According to the implementation plan: https://www.ripe.net/ripe/mail/archives/db-wg/2021-March/006876.html
if these ranges are not marked as "available" or "reserved" in an RIR's delegated stats, then it will be skipped, and I didn't find 192.88.99.0/24 in any RIR's delegated stats.
The additional information that Job Snijders posted about these oddities is both helpful and enlightening, but still leaves the question of the status of such route objects a bit ambiguous, I think. I personally have no preference or opinion whatsoever as regards to whether these specific route objects should go or stay. I'll be happy to defer to wiser heads than mine on this point. All I will say is that until such time as some RIR lays claim to 192.88.99.0/24 via its daily stats file, the relevant route objects will continue to show up in my automated analysis results.
(To Ronald and the list) Should we add other sources of bogon prefixes (e.g. RFC 3068) to the implementation?

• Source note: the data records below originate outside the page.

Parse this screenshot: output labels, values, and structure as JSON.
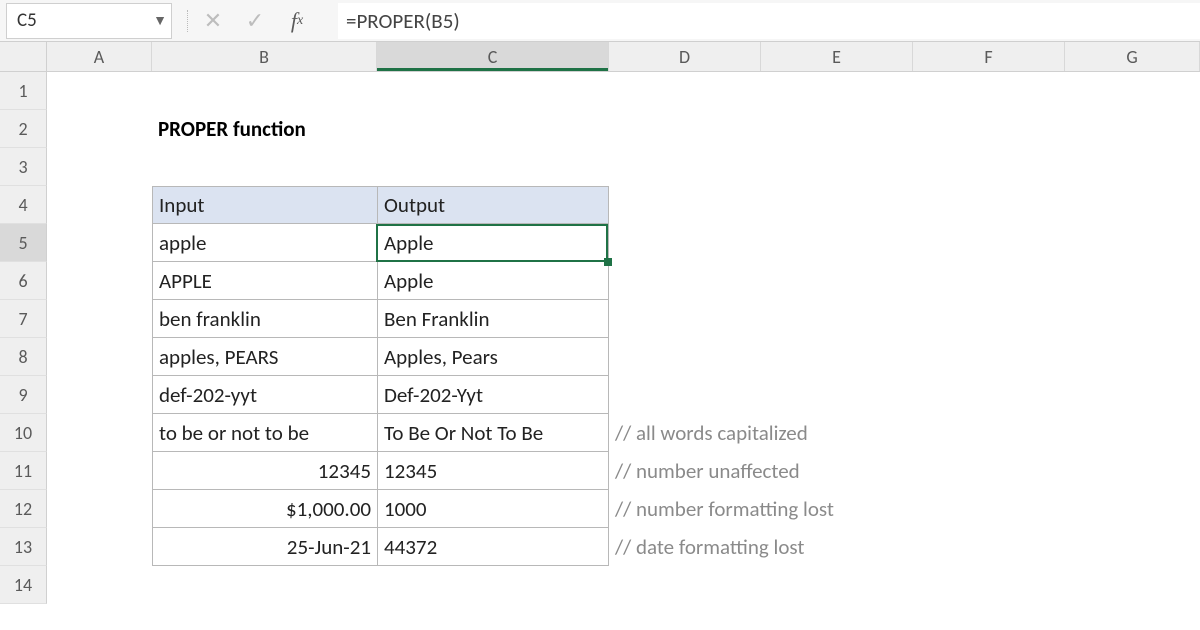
{
  "name_box": "C5",
  "formula": "=PROPER(B5)",
  "col_headers": [
    "A",
    "B",
    "C",
    "D",
    "E",
    "F",
    "G"
  ],
  "row_headers": [
    "1",
    "2",
    "3",
    "4",
    "5",
    "6",
    "7",
    "8",
    "9",
    "10",
    "11",
    "12",
    "13",
    "14"
  ],
  "active_col": "C",
  "active_row": "5",
  "title": "PROPER function",
  "table": {
    "header": {
      "input": "Input",
      "output": "Output"
    },
    "rows": [
      {
        "input": "apple",
        "input_align": "left",
        "output": "Apple"
      },
      {
        "input": "APPLE",
        "input_align": "left",
        "output": "Apple"
      },
      {
        "input": "ben franklin",
        "input_align": "left",
        "output": "Ben Franklin"
      },
      {
        "input": "apples, PEARS",
        "input_align": "left",
        "output": "Apples, Pears"
      },
      {
        "input": "def-202-yyt",
        "input_align": "left",
        "output": "Def-202-Yyt"
      },
      {
        "input": "to be or not to be",
        "input_align": "left",
        "output": "To Be Or Not To Be",
        "comment": "// all words capitalized"
      },
      {
        "input": "12345",
        "input_align": "right",
        "output": "12345",
        "comment": "// number unaffected"
      },
      {
        "input": "$1,000.00",
        "input_align": "right",
        "output": "1000",
        "comment": "// number formatting lost"
      },
      {
        "input": "25-Jun-21",
        "input_align": "right",
        "output": "44372",
        "comment": "// date formatting lost"
      }
    ]
  },
  "colors": {
    "selection": "#1f7246",
    "header_fill": "#dbe3f1"
  }
}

I would tenatively say "yes" but if others think there is some value in preserving these route objects, then I can quite easily hack my analysis scripts to ignore these ones, specifically, in future. (Or alternatively, some helpful RIR could step up and "claim" the block in its daily stats file, which would also cause the relevant routes to disappear from my bogon analysis results.) Regards, rfg P.S. The way I wrote my anaylsis scripts, *all* route objects within the RIPE AUTH or NONAUTH data bases that refer to IPv4 and/or IPv6 addresses that are not claimed by any RIR in their daily stats file will pop out at the end of the analysis as "bogon routes". I mention this only because Edward talked about "other sources of bogon prefixes". Believe me, if there were any route objects in the RIPE AUTH or NONAUTH data bases that refered to, say, any part of 127.0.0.0/8 or 10.0.0.0/8 or any other RFC-reserved IP block, then I would have reported those here already. So it's really just this RFC 3068 stuff that is at issue. No other RFC- reserved ranges seem to associated with RIPE bogon route objects.